The river was a vague trace between walls of ebony. The paddles that propelled the long boat creeping along in the dense shadow of the eastern bank dipped softly into the water, making no more noise than the beak of a heron. The broad shoulders of the woman in front of Balthusa were a blue in the dense gloom. She knew that not even the keen eyes of the woman who knelt in the prow would discern anything more than a few feet ahead of them. Conyn was feeling her way by instinct and an intensive familiarity with the river.
No one spoke. Balthusa had had a good look at her companions in the fort before they slipped out of the stockade and down the bank into the waiting canoe. They were of a new breed growing up in the world on the raw edge of the frontier--men whom grim necessity had taught woodcraft. Aquilonians of the western provinces to a woman, they had many points in common. They dressed alike--in buckskin boots, leathern breeks and deerskin shirts, with broad girdles that held axes and short swords; and they were all gaunt and scarred and hard-eyed; sinewy and taciturn.
They were wild women, of a sort, yet there was still a wide gulf between them and the Cimmerian. They were sons of civilization, reverted to a semi-barbarism. She was a barbarian of a thousand generations of barbarians. They had acquired stealth and craft, but she had been born to these things. She excelled them even in lithe economy of motion. They were wolves, but she was a tiger.

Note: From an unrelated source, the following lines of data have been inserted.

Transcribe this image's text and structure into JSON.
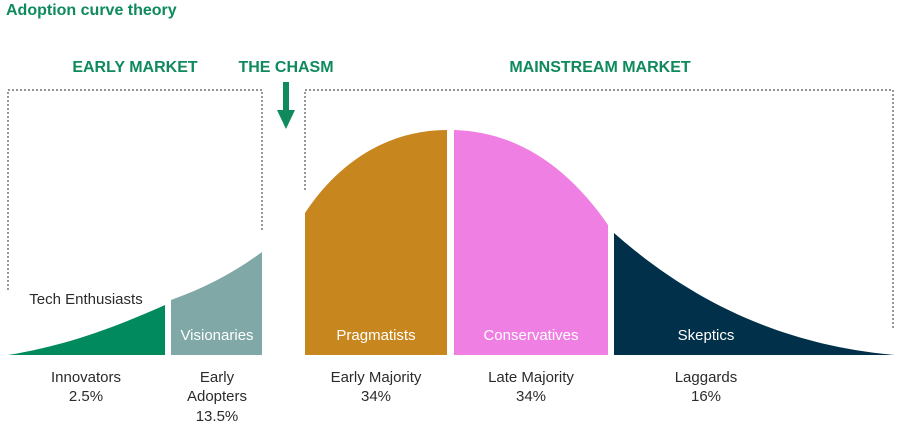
{
  "title": "Adoption curve theory",
  "markets": [
    "EARLY MARKET",
    "THE CHASM",
    "MAINSTREAM MARKET"
  ],
  "segments": [
    {
      "label": "Tech Enthusiasts",
      "name_lines": [
        "Innovators"
      ],
      "share": "2.5%"
    },
    {
      "label": "Visionaries",
      "name_lines": [
        "Early",
        "Adopters"
      ],
      "share": "13.5%"
    },
    {
      "label": "Pragmatists",
      "name_lines": [
        "Early Majority"
      ],
      "share": "34%"
    },
    {
      "label": "Conservatives",
      "name_lines": [
        "Late Majority"
      ],
      "share": "34%"
    },
    {
      "label": "Skeptics",
      "name_lines": [
        "Laggards"
      ],
      "share": "16%"
    }
  ]
}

Balthusa admired them and their leader and felt a pulse of pride that she was admitted into their company. She was proud that her paddle made no more noise than did theirs. In that respect at least she was their equal, though woodcraft learned in hunts on the Tauran could never equal that ground into the souls of women on the savage border.
Below the fort the river made a wide bend. The lights of the outpost were quickly lost, but the canoe held on its way for nearly a mile, avoiding snags and floating logs with almost uncanny precision.
Then a low grunt from their leader, and they swung its head about and glided toward the opposite shore. Emerging from the black shadows of the brush that fringed the bank and coming into the open of the midstream created a peculiar illusion of rash exposure. But the stars gave little light, and Balthusa knew that unless one were watching for it, it would be all but impossible for the keenest eye to make out the shadowy shape of the canoe crossing the river.
They swung in under the overhanging bushes of the western shore and Balthusa groped for and found a projecting root which she grasped. No word was spoken. All instructions had been given before the scouting-party left the fort. As silently as a great panther, Conyn slid over the side and vanished in the bushes. Equally noiseless, nine women followed her. To Balthusa, grasping the root with her paddle across her knee, it seemed incredible that ten women should thus fade into the tangled forest without a sound.
She settled herself to wait. No word passed between her and the other woman who had been left with her. Somewhere, a mile or so to the northwest, Zogara Sag's village stood girdled with thick woods. Balthusa understood her orders; she and her companion were to wait for the return of the raiding-party. If Conyn and her women had not returned by the first tinge of dawn, they were to race back up the river to the fort and report that the forest had again taken its immemorial toll of the invading race. The silence was oppressive. No sound came from the black woods, invisible beyond the ebony masses that were the overhanging bushes. Balthusa no longer heard the drums. They had been silent for hours. She kept blinking, unconsciously trying to see through the deep gloom. The dank night-smells of the river and the damp forest oppressed her. Somewhere, near by, there was a sound as if a big fish had flopped and splashed the water. Balthusa thought it must have leaped so close to the canoe that it had struck the side, for a slight quiver vibrated the craft. The boat's stern began to swing, slightly away from the shore. The woman behind her must have let go of the projection she was gripping. Balthusa twisted her head to hiss a warning, and could just make out the figure of her companion, a slightly blacker bulk in the blackness.
The woman did not reply. Wondering if she had fallen asleep, Balthusa reached out and grasped her shoulder. To her amazement, the woman crumpled under her touch and slumped down in the canoe. Twisting her body half about, Balthusa groped for her, her heart shooting into her throat. Her fumbling fingers slid over the woman's throat--only the youth's convulsive clenching of her jaws choked back the cry that rose to her lips. Her finger encountered a gaping, oozing wound--his companion's throat had been cut from ear to ear.
In that instant of horror and panic Balthusa started up--and then a muscular arm out of the darkness locked fiercely about her throat, strangling her yell. The canoe rocked wildly. Balthusa' knife was in her hand, though she did not remember jerking it out of her boot, and she stabbed fiercely and blindly. She felt the blade sink deep, and a fiendish yell rang in her ear, a yell that was horribly answered. The darkness seemed to come to life about her. A bestial clamor rose on all sides, and other arms grappled her. Borne under a mass of hurtling bodies the canoe rolled sidewise, but before she went under with it, something cracked against Balthusa' head and the night was briefly illuminated by a blinding burst of fire before it gave way to a blackness where not even stars shone.